Another challenge related to the data collection process itself. The program monitored progress by using limited indicators, most of which were tracked by the facilities for routine reporting to the MoHP and therefore less prone to error—neonatal deaths being one of those metrics. However, even though most of the facilities in the cohort tracked stillbirths, misclassification and underreporting of fresh stillbirths was widespread. Accordingly, delivery logs had to be reviewed to confirm accuracy in the classification of fresh stillbirths. Similarly, since the facilities did not track and report on resuscitation data for the MoHP, delivery logs had to be reviewed to obtain such data. Sick newborns transferred from the maternity unit—a proxy indicator for all-cause morbidity—were also not tracked by facilities as part of routine reporting to the MoHP. This necessitated a review of newborn logs to determine the number of sick infants transferred.

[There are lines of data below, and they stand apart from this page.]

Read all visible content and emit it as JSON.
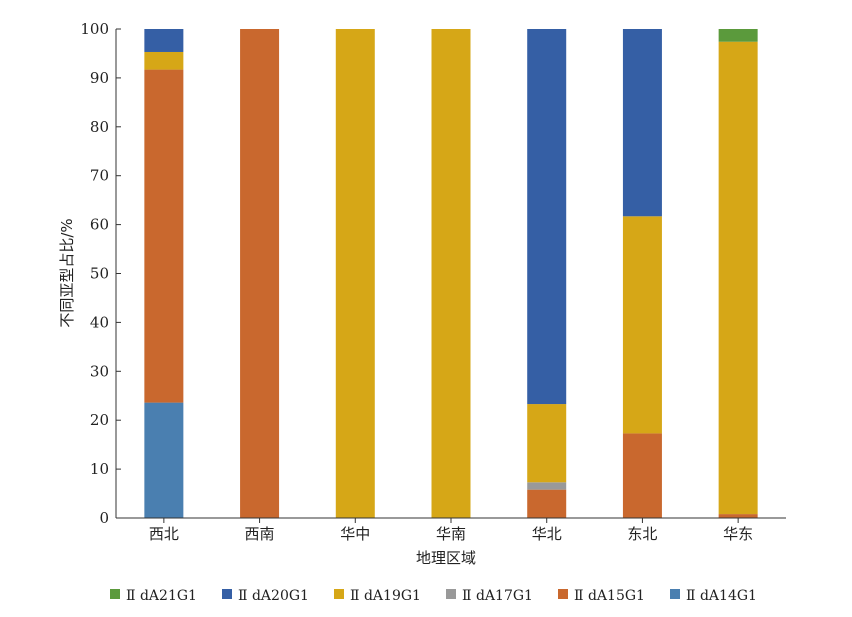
{
  "chart_data": {
    "type": "bar",
    "stacked": true,
    "xlabel": "地理区域",
    "ylabel": "不同亚型占比/%",
    "ylim": [
      0,
      100
    ],
    "yticks": [
      0,
      10,
      20,
      30,
      40,
      50,
      60,
      70,
      80,
      90,
      100
    ],
    "categories": [
      "西北",
      "西南",
      "华中",
      "华南",
      "华北",
      "东北",
      "华东"
    ],
    "legend_position": "bottom",
    "grid": false,
    "series": [
      {
        "name": "Ⅱ dA14G1",
        "color": "#4a7fb0",
        "values": [
          23.6,
          0,
          0,
          0,
          0,
          0,
          0
        ]
      },
      {
        "name": "Ⅱ dA15G1",
        "color": "#c9682e",
        "values": [
          68.1,
          100,
          0,
          0,
          5.8,
          17.3,
          0.8
        ]
      },
      {
        "name": "Ⅱ dA17G1",
        "color": "#999999",
        "values": [
          0,
          0,
          0,
          0,
          1.5,
          0,
          0
        ]
      },
      {
        "name": "Ⅱ dA19G1",
        "color": "#d6a717",
        "values": [
          3.6,
          0,
          100,
          100,
          16.0,
          44.4,
          96.6
        ]
      },
      {
        "name": "Ⅱ dA20G1",
        "color": "#355fa5",
        "values": [
          4.7,
          0,
          0,
          0,
          76.7,
          38.3,
          0
        ]
      },
      {
        "name": "Ⅱ dA21G1",
        "color": "#5b9a3c",
        "values": [
          0,
          0,
          0,
          0,
          0,
          0,
          2.6
        ]
      }
    ],
    "legend_order": [
      "Ⅱ dA21G1",
      "Ⅱ dA20G1",
      "Ⅱ dA19G1",
      "Ⅱ dA17G1",
      "Ⅱ dA15G1",
      "Ⅱ dA14G1"
    ]
  }
}
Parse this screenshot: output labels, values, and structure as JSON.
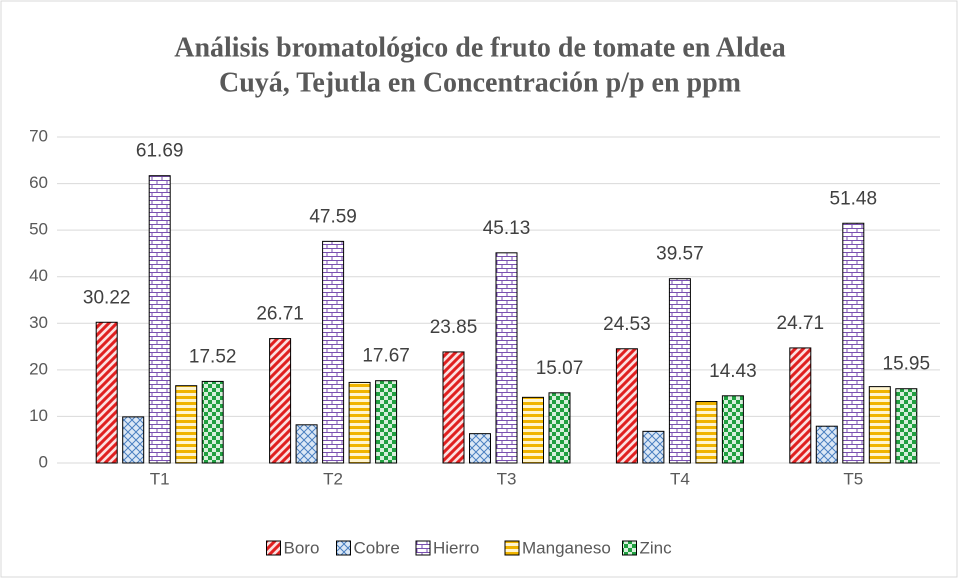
{
  "chart_data": {
    "type": "bar",
    "title": [
      "Análisis bromatológico de fruto de tomate en Aldea",
      "Cuyá, Tejutla en Concentración p/p en ppm"
    ],
    "categories": [
      "T1",
      "T2",
      "T3",
      "T4",
      "T5"
    ],
    "series": [
      {
        "name": "Boro",
        "color": "#e02020",
        "pattern": "diagonal",
        "show_labels": true,
        "values": [
          30.22,
          26.71,
          23.85,
          24.53,
          24.71
        ]
      },
      {
        "name": "Cobre",
        "color": "#4a7fc0",
        "pattern": "crosshatch",
        "show_labels": false,
        "values": [
          9.9,
          8.2,
          6.3,
          6.8,
          7.9
        ]
      },
      {
        "name": "Hierro",
        "color": "#7a50b0",
        "pattern": "brick",
        "show_labels": true,
        "values": [
          61.69,
          47.59,
          45.13,
          39.57,
          51.48
        ]
      },
      {
        "name": "Manganeso",
        "color": "#f0b400",
        "pattern": "horizontal",
        "show_labels": false,
        "values": [
          16.6,
          17.3,
          14.1,
          13.2,
          16.4
        ]
      },
      {
        "name": "Zinc",
        "color": "#20a040",
        "pattern": "checker",
        "show_labels": true,
        "values": [
          17.52,
          17.67,
          15.07,
          14.43,
          15.95
        ]
      }
    ],
    "ylim": [
      0,
      70
    ],
    "yticks": [
      0,
      10,
      20,
      30,
      40,
      50,
      60,
      70
    ],
    "grid": true,
    "legend": "bottom"
  }
}
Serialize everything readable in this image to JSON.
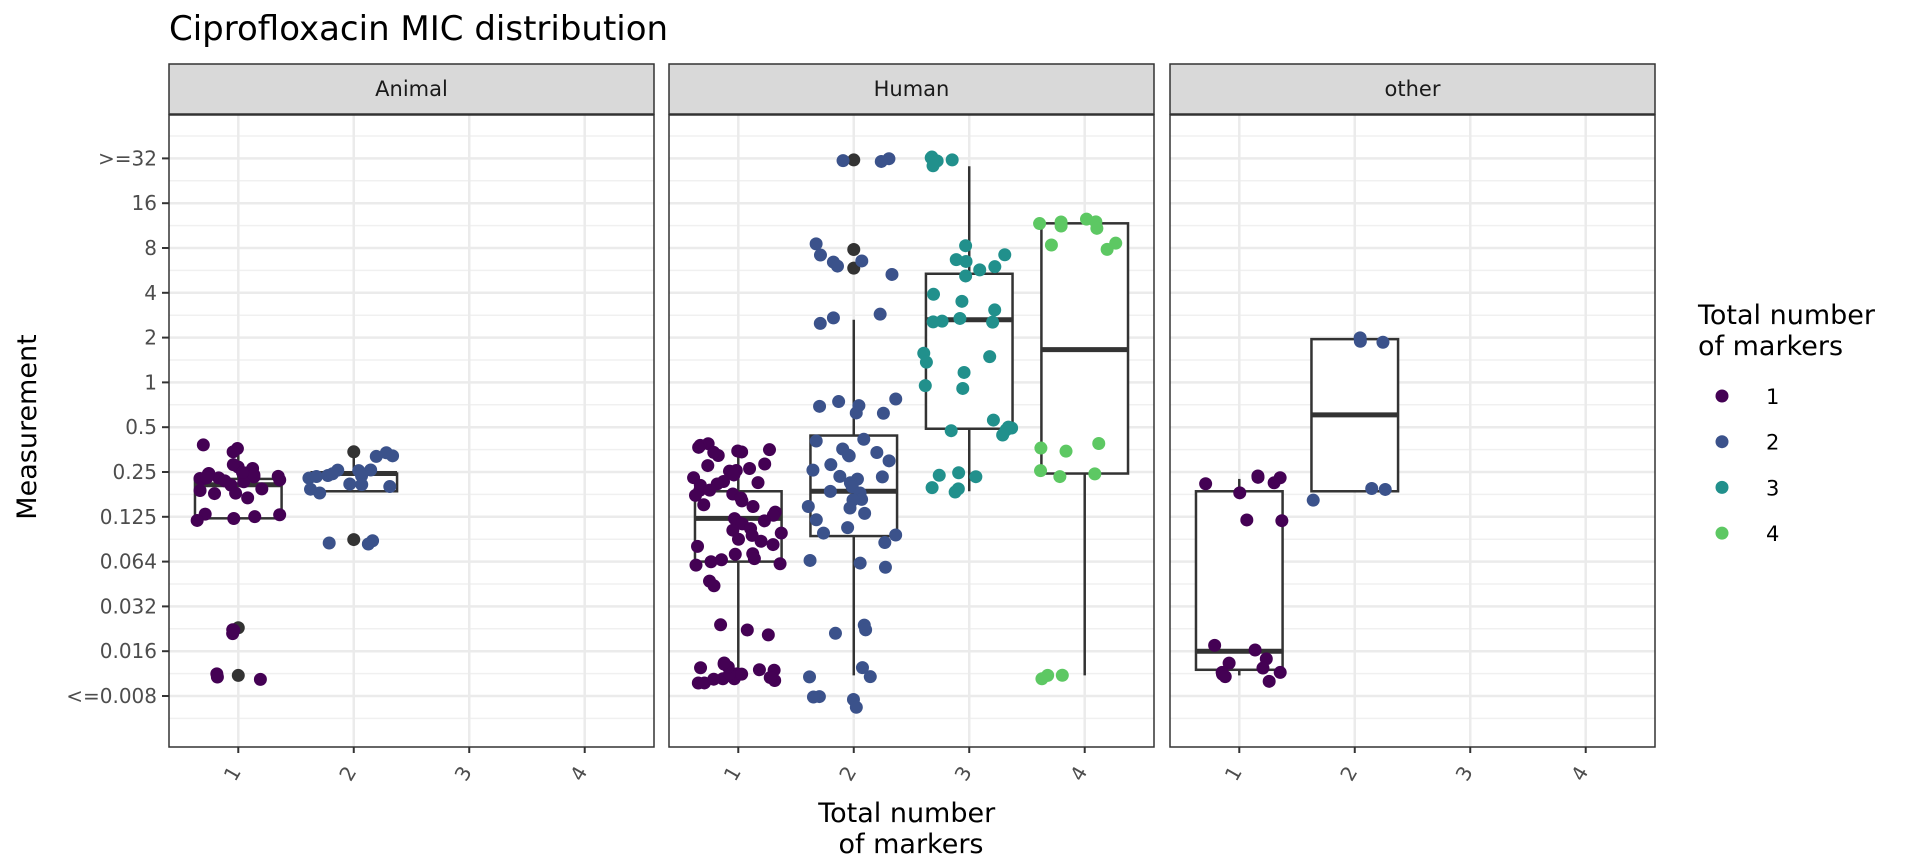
{
  "chart_data": {
    "type": "boxplot-jitter",
    "title": "Ciprofloxacin MIC distribution",
    "xlabel": "Total number\nof markers",
    "ylabel": "Measurement",
    "y_scale": "log2",
    "y_tick_labels": [
      "<=0.008",
      "0.016",
      "0.032",
      "0.064",
      "0.125",
      "0.25",
      "0.5",
      "1",
      "2",
      "4",
      "8",
      "16",
      ">=32"
    ],
    "y_tick_values": [
      0.008,
      0.016,
      0.032,
      0.064,
      0.125,
      0.25,
      0.5,
      1,
      2,
      4,
      8,
      16,
      32
    ],
    "x_categories": [
      "1",
      "2",
      "3",
      "4"
    ],
    "grid": true,
    "legend": {
      "title": "Total number\nof markers",
      "position": "right",
      "entries": [
        {
          "label": "1",
          "color": "#440154"
        },
        {
          "label": "2",
          "color": "#3B528B"
        },
        {
          "label": "3",
          "color": "#21908C"
        },
        {
          "label": "4",
          "color": "#5DC863"
        }
      ]
    },
    "outlier_color": "#333333",
    "facets": [
      {
        "name": "Animal",
        "groups": [
          {
            "category": "1",
            "box": {
              "lower_whisker": 0.125,
              "q1": 0.125,
              "median": 0.21,
              "q3": 0.23,
              "upper_whisker": 0.37
            },
            "outliers": [
              0.023,
              0.011
            ],
            "points": [
              0.37,
              0.38,
              0.35,
              0.24,
              0.25,
              0.24,
              0.26,
              0.27,
              0.23,
              0.22,
              0.24,
              0.25,
              0.23,
              0.22,
              0.21,
              0.24,
              0.26,
              0.28,
              0.25,
              0.24,
              0.22,
              0.2,
              0.19,
              0.18,
              0.17,
              0.2,
              0.13,
              0.12,
              0.12,
              0.13,
              0.13,
              0.021,
              0.023,
              0.022,
              0.011,
              0.01,
              0.011
            ]
          },
          {
            "category": "2",
            "box": {
              "lower_whisker": 0.19,
              "q1": 0.19,
              "median": 0.25,
              "q3": 0.25,
              "upper_whisker": 0.35
            },
            "outliers": [
              0.35,
              0.09
            ],
            "points": [
              0.36,
              0.34,
              0.33,
              0.25,
              0.26,
              0.24,
              0.27,
              0.26,
              0.23,
              0.24,
              0.25,
              0.22,
              0.21,
              0.19,
              0.2,
              0.19,
              0.09,
              0.087,
              0.088
            ]
          }
        ]
      },
      {
        "name": "Human",
        "groups": [
          {
            "category": "1",
            "box": {
              "lower_whisker": 0.011,
              "q1": 0.064,
              "median": 0.125,
              "q3": 0.19,
              "upper_whisker": 0.37
            },
            "outliers": [],
            "points": [
              0.38,
              0.37,
              0.36,
              0.35,
              0.34,
              0.33,
              0.37,
              0.34,
              0.28,
              0.27,
              0.26,
              0.25,
              0.26,
              0.24,
              0.25,
              0.23,
              0.22,
              0.21,
              0.2,
              0.2,
              0.19,
              0.18,
              0.18,
              0.17,
              0.17,
              0.16,
              0.15,
              0.14,
              0.13,
              0.13,
              0.12,
              0.125,
              0.12,
              0.11,
              0.1,
              0.1,
              0.095,
              0.09,
              0.09,
              0.085,
              0.08,
              0.075,
              0.07,
              0.065,
              0.064,
              0.063,
              0.062,
              0.06,
              0.048,
              0.045,
              0.025,
              0.022,
              0.02,
              0.013,
              0.012,
              0.012,
              0.011,
              0.011,
              0.01,
              0.01,
              0.0105,
              0.0098,
              0.011,
              0.012,
              0.01,
              0.0102,
              0.011,
              0.013,
              0.012,
              0.0105
            ]
          },
          {
            "category": "2",
            "box": {
              "lower_whisker": 0.011,
              "q1": 0.095,
              "median": 0.19,
              "q3": 0.45,
              "upper_whisker": 2.7
            },
            "outliers": [
              32,
              8,
              6
            ],
            "points": [
              34,
              33,
              31,
              8.5,
              7.5,
              7,
              6.5,
              6,
              5.5,
              3,
              2.8,
              2.6,
              0.8,
              0.75,
              0.72,
              0.7,
              0.65,
              0.64,
              0.42,
              0.4,
              0.38,
              0.36,
              0.34,
              0.32,
              0.3,
              0.28,
              0.26,
              0.25,
              0.24,
              0.22,
              0.21,
              0.2,
              0.19,
              0.18,
              0.17,
              0.16,
              0.15,
              0.14,
              0.13,
              0.12,
              0.11,
              0.1,
              0.095,
              0.09,
              0.06,
              0.065,
              0.064,
              0.023,
              0.022,
              0.022,
              0.012,
              0.011,
              0.0105,
              0.0078,
              0.0077,
              0.0076,
              0.007
            ]
          },
          {
            "category": "3",
            "box": {
              "lower_whisker": 0.19,
              "q1": 0.5,
              "median": 2.7,
              "q3": 5.5,
              "upper_whisker": 29
            },
            "outliers": [],
            "points": [
              33,
              32,
              31,
              30,
              29,
              33,
              8.5,
              7.5,
              7,
              6.5,
              6,
              5.8,
              5.5,
              4,
              3.5,
              3.2,
              2.7,
              2.6,
              2.5,
              2.7,
              1.6,
              1.5,
              1.4,
              1.2,
              1.0,
              0.95,
              0.55,
              0.52,
              0.5,
              0.48,
              0.5,
              0.45,
              0.26,
              0.25,
              0.24,
              0.19,
              0.2,
              0.19
            ]
          },
          {
            "category": "4",
            "box": {
              "lower_whisker": 0.011,
              "q1": 0.25,
              "median": 1.7,
              "q3": 12,
              "upper_whisker": 12
            },
            "outliers": [],
            "points": [
              12.5,
              12.5,
              12,
              12,
              12.5,
              11,
              8.5,
              8.2,
              8.3,
              0.38,
              0.36,
              0.37,
              0.25,
              0.24,
              0.24,
              0.011,
              0.011,
              0.0105
            ]
          }
        ]
      },
      {
        "name": "other",
        "groups": [
          {
            "category": "1",
            "box": {
              "lower_whisker": 0.011,
              "q1": 0.012,
              "median": 0.016,
              "q3": 0.19,
              "upper_whisker": 0.23
            },
            "outliers": [],
            "points": [
              0.24,
              0.23,
              0.22,
              0.23,
              0.21,
              0.19,
              0.125,
              0.125,
              0.017,
              0.016,
              0.014,
              0.013,
              0.012,
              0.011,
              0.011,
              0.0105,
              0.012,
              0.011
            ]
          },
          {
            "category": "2",
            "box": {
              "lower_whisker": 0.19,
              "q1": 0.19,
              "median": 0.62,
              "q3": 2.0,
              "upper_whisker": 2.0
            },
            "outliers": [],
            "points": [
              2.1,
              1.9,
              1.95,
              0.2,
              0.2,
              0.17
            ]
          }
        ]
      }
    ]
  }
}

Due to the design as a skill training and retention program, rather than a clinical study, there was no control/comparison group, which restricted the ability to establish the causality of the program on observed perinatal outcomes. This report describes the changes associated with newborn resuscitation scale-up on perinatal outcomes using routinely collected data, without establishing the causality, as in clinical trials. With this, we are unable to confirm whether the observed outcomes were solely attributable to the newborn resuscitation scale-up and skill retention program or to other changes at the facilities during the time period. Another limitation of the study relates to the use of routinely collected data. Our study utilized routinely collected facility-level metrics, obtained for the newborn resuscitation training, scale-up and skill retention program monitoring without a prior specific research goal. As such, data were not available for key maternal and fetal factors that may have significantly affected the findings in the study. Therefore, the study is unable to ascertain the role of maternal and fetal factors in the observed association. Hence, the findings from this report should be interpreted and generalized with caution.

This report highlights that the SSN model of newborn resuscitation scale-up and skill retention could be a potential evidence-based, cost-effective model for improving perinatal outcomes in low-resource settings through building and sustaining in-facility capacity for resuscitation.

Conclusions

This study shows that implementation of the SSN program for newborn resuscitation scale-up and skill retention is associated with reductions in neonatal deaths within 24 hours, intrapartum stillbirths, and sick newborns transferred from the maternity unit, and improved clinical practices in Madhesh province. The analysis confirmed that this approach to newborn resuscitation skill retention and scale-up is a simple, low-cost program focusing on facility-based cascade training in newborn resuscitation skills for providers using the HBB curriculum, LDHF practice, and subsequent mentorship. The program also demonstrated the role of mentorship in capacity building, liaison with clinical leaders, scale-up, monitoring, and quality enhancement with a single Mentor supervising and monitoring 20 facilities. To conclude, this model has the potential to significantly improve perinatal outcomes and could guide future programs to reduce perinatal outcomes for other resource-limited countries like Nepal.

Supporting information

Acknowledgments

The authors are grateful to all the participating institutions and service providers who participated in the SSN newborn resuscitation and skill retention program in Madhesh province.